Comparative analysis of multi-constellation GNSS single-frequency precise point positioning

Abstract

We develop new single-frequency PPP models, which combine the observations of the current GNSS constellations, including GPS, GLONASS, Galileo and BeiDou. Four single-frequency GNSS PPP models are developed, namely, the undifferenced single-frequency GNSS PPP model, the undifferenced ionosphere-free (IF) code and phase model known as quasi-phase model, the between-satellite-single-difference model (BSSD) and the between-satellite-single-difference ionosphere-free (BSSDIF) model. The IGS final precise products are used to account for the orbital and clock errors. For both undifferenced and BSSD models, the IGS final global ionospheric maps (GIM) model is used to correct the ionospheric delay. The GNSS inter-system biases are treated as additional unknowns in the estimation process for the undifferenced models, while a loosely coupled technique is used for the BSSD models. Various GNSS combinations are considered in the assessment for each PPP model, including GPS/GLONASS, GPS/Galileo, GPS/BeiDou and quad-constellation GNSS observations. It is shown that the multi-GNSS observations enhance the PPP solution accuracy in comparison with the GPS-only solution.

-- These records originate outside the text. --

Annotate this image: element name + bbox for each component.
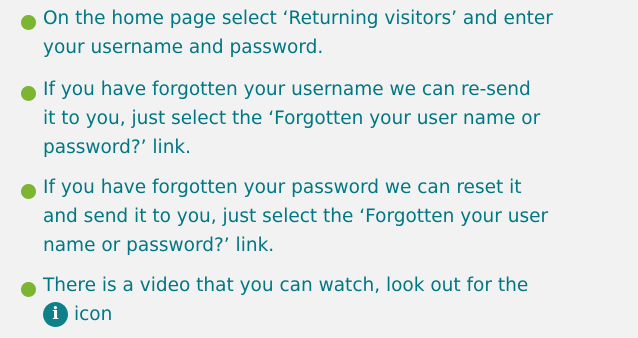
info-icon[interactable]: i	[43, 301, 68, 327]
instruction-line-with-icon: i icon	[43, 300, 618, 329]
instruction-text: If you have forgotten your password we c…	[43, 173, 618, 260]
instruction-line: name or password?’ link.	[43, 235, 275, 256]
bullet-icon	[21, 86, 36, 101]
instruction-text: On the home page select ‘Returning visit…	[43, 4, 618, 62]
instruction-text: There is a video that you can watch, loo…	[43, 271, 618, 329]
instruction-line: On the home page select ‘Returning visit…	[43, 8, 553, 29]
instruction-line: There is a video that you can watch, loo…	[43, 275, 529, 296]
bullet-icon	[21, 15, 36, 30]
bullet-icon	[21, 184, 36, 199]
instruction-line: your username and password.	[43, 37, 324, 58]
instruction-line: and send it to you, just select the ‘For…	[43, 206, 549, 227]
icon-label: icon	[74, 304, 113, 325]
instruction-line: it to you, just select the ‘Forgotten yo…	[43, 108, 541, 129]
instruction-line: If you have forgotten your password we c…	[43, 177, 522, 198]
instruction-line: If you have forgotten your username we c…	[43, 79, 531, 100]
instructions-panel: On the home page select ‘Returning visit…	[0, 0, 638, 338]
instruction-line: password?’ link.	[43, 137, 192, 158]
instruction-text: If you have forgotten your username we c…	[43, 75, 618, 162]
bullet-icon	[21, 282, 36, 297]
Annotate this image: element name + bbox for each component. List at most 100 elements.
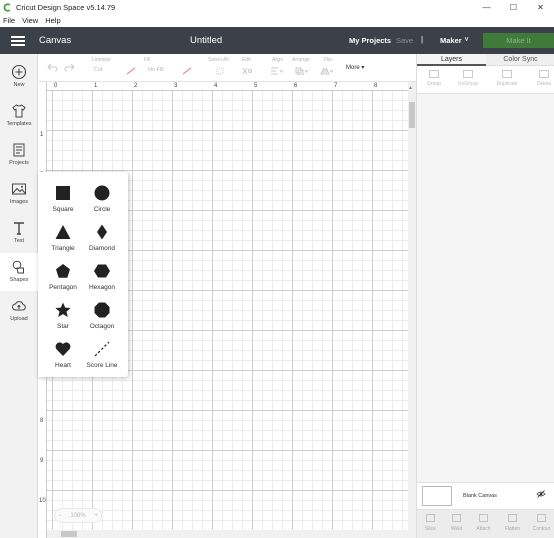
linetype-select[interactable]: Cut	[94, 67, 103, 73]
sidebar-item-upload[interactable]: Upload	[0, 292, 38, 330]
scrollbar-thumb[interactable]	[61, 531, 77, 537]
ruler-tick-label: 7	[334, 83, 338, 89]
title-bar: Cricut Design Space v5.14.79 — ☐ ✕	[0, 0, 554, 14]
menu-view[interactable]: View	[22, 16, 38, 25]
menu-file[interactable]: File	[3, 16, 15, 25]
contour-label: Contour	[532, 526, 551, 532]
delete-button[interactable]: Delete	[529, 70, 554, 87]
redo-icon[interactable]	[64, 62, 76, 72]
text-icon	[14, 222, 24, 235]
hamburger-menu-icon[interactable]	[11, 36, 25, 46]
my-projects-button[interactable]: My Projects	[349, 36, 391, 45]
menu-help[interactable]: Help	[45, 16, 60, 25]
ungroup-button[interactable]: UnGroup	[453, 70, 483, 87]
linetype-label: Linetype	[92, 57, 111, 63]
weld-button[interactable]: Weld	[443, 514, 470, 532]
horizontal-scrollbar[interactable]	[47, 530, 408, 538]
ruler-tick-label: 0	[54, 83, 58, 89]
slice-button[interactable]: Slice	[417, 514, 444, 532]
scroll-up-icon[interactable]: ▴	[409, 84, 412, 91]
ruler-tick-label: 3	[174, 83, 178, 89]
shape-star[interactable]: Star	[43, 299, 83, 335]
shape-pentagon[interactable]: Pentagon	[43, 260, 83, 296]
arrange-icon[interactable]	[295, 67, 309, 75]
flatten-label: Flatten	[504, 526, 521, 532]
eye-hidden-icon[interactable]	[536, 490, 546, 498]
group-button[interactable]: Group	[419, 70, 449, 87]
fill-label: Fill	[144, 57, 151, 63]
tab-layers[interactable]: Layers	[417, 54, 486, 66]
fill-color-icon[interactable]	[182, 67, 192, 75]
align-label: Align	[272, 57, 284, 63]
sidebar-item-label: Text	[13, 238, 25, 244]
section-title: Canvas	[39, 35, 72, 46]
sidebar-item-label: Templates	[6, 121, 32, 127]
save-button[interactable]: Save	[396, 36, 413, 45]
vertical-scrollbar[interactable]: ▴	[408, 82, 416, 538]
maximize-button[interactable]: ☐	[500, 0, 527, 14]
shape-triangle[interactable]: Triangle	[43, 221, 83, 257]
group-icon	[429, 70, 439, 78]
sidebar-item-templates[interactable]: Templates	[0, 97, 38, 135]
ungroup-label: UnGroup	[457, 81, 479, 87]
sidebar-item-text[interactable]: Text	[0, 214, 38, 252]
sidebar-item-images[interactable]: Images	[0, 175, 38, 213]
undo-icon[interactable]	[46, 62, 58, 72]
chevron-down-icon[interactable]: ∨	[464, 35, 469, 43]
contour-icon	[537, 514, 546, 522]
sidebar-item-new[interactable]: New	[0, 58, 38, 96]
octagon-shape-icon	[94, 302, 110, 318]
duplicate-button[interactable]: Duplicate	[492, 70, 522, 87]
close-button[interactable]: ✕	[527, 0, 554, 14]
edit-icon[interactable]	[241, 67, 253, 75]
attach-button[interactable]: Attach	[470, 514, 497, 532]
canvas-color-swatch[interactable]	[422, 486, 452, 506]
sidebar-item-label: Images	[9, 199, 29, 205]
align-icon[interactable]	[270, 67, 284, 75]
shape-label: Hexagon	[88, 284, 116, 291]
blank-canvas-row[interactable]: Blank Canvas	[417, 482, 554, 510]
sidebar-item-label: Shapes	[9, 277, 29, 283]
machine-selector[interactable]: Maker	[440, 36, 462, 45]
make-it-button[interactable]: Make It	[483, 33, 554, 48]
flip-icon[interactable]	[320, 67, 334, 75]
minimize-button[interactable]: —	[473, 0, 500, 14]
zoom-out-button[interactable]: −	[58, 513, 62, 519]
shape-octagon[interactable]: Octagon	[82, 299, 122, 335]
shape-diamond[interactable]: Diamond	[82, 221, 122, 257]
shape-label: Heart	[55, 362, 71, 369]
scrollbar-thumb[interactable]	[409, 102, 415, 128]
ruler-tick-label: 6	[294, 83, 298, 89]
tab-color-sync[interactable]: Color Sync	[486, 54, 554, 66]
contour-button[interactable]: Contour	[528, 514, 554, 532]
fill-select[interactable]: No Fill	[148, 67, 164, 73]
attach-icon	[479, 514, 488, 522]
shirt-icon	[12, 104, 26, 118]
shape-score-line[interactable]: Score Line	[82, 338, 122, 374]
shape-heart[interactable]: Heart	[43, 338, 83, 374]
shape-square[interactable]: Square	[43, 182, 83, 218]
zoom-control: − 100% +	[54, 508, 102, 523]
project-title[interactable]: Untitled	[190, 35, 222, 46]
weld-icon	[452, 514, 461, 522]
shape-hexagon[interactable]: Hexagon	[82, 260, 122, 296]
score-line-icon	[94, 341, 110, 357]
linetype-color-icon[interactable]	[126, 67, 136, 75]
sidebar-item-label: Upload	[10, 316, 28, 322]
shape-circle[interactable]: Circle	[82, 182, 122, 218]
ruler-tick-label: 4	[214, 83, 218, 89]
sidebar-item-shapes[interactable]: Shapes	[0, 253, 38, 291]
flatten-button[interactable]: Flatten	[499, 514, 526, 532]
more-menu-button[interactable]: More ▾	[346, 64, 364, 71]
ruler-tick-label: 1	[40, 132, 44, 138]
sidebar-item-projects[interactable]: Projects	[0, 136, 38, 174]
slice-label: Slice	[425, 526, 436, 532]
zoom-in-button[interactable]: +	[94, 513, 98, 519]
shape-label: Triangle	[51, 245, 75, 252]
ruler-tick-label: 10	[39, 498, 46, 504]
edit-toolbar: Linetype Cut Fill No Fill Select All Edi…	[38, 54, 416, 82]
ruler-tick-label: 2	[134, 83, 138, 89]
circle-shape-icon	[94, 185, 110, 201]
duplicate-label: Duplicate	[496, 81, 518, 87]
select-all-icon[interactable]	[216, 67, 224, 75]
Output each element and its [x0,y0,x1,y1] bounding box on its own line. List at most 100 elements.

Furthermore, the use of IF-PPP technique enhances the positioning accuracy by 25, 20, 24, 20 and 19% compared with the GIM-based PPP model for the GPS-only, GPS/GLONASS, GPS/Galileo, GPS/BeiDou and quad-GNSS combinations, respectively, for 1 h of GNSS data processing. In addition, an average of 15% positioning accuracy improvement can be obtained when the BSSD techniques are used compared with the undifferenced techniques. However, for 6 h of processing, comparable positioning accuracy can be obtained from all four single-frequency models.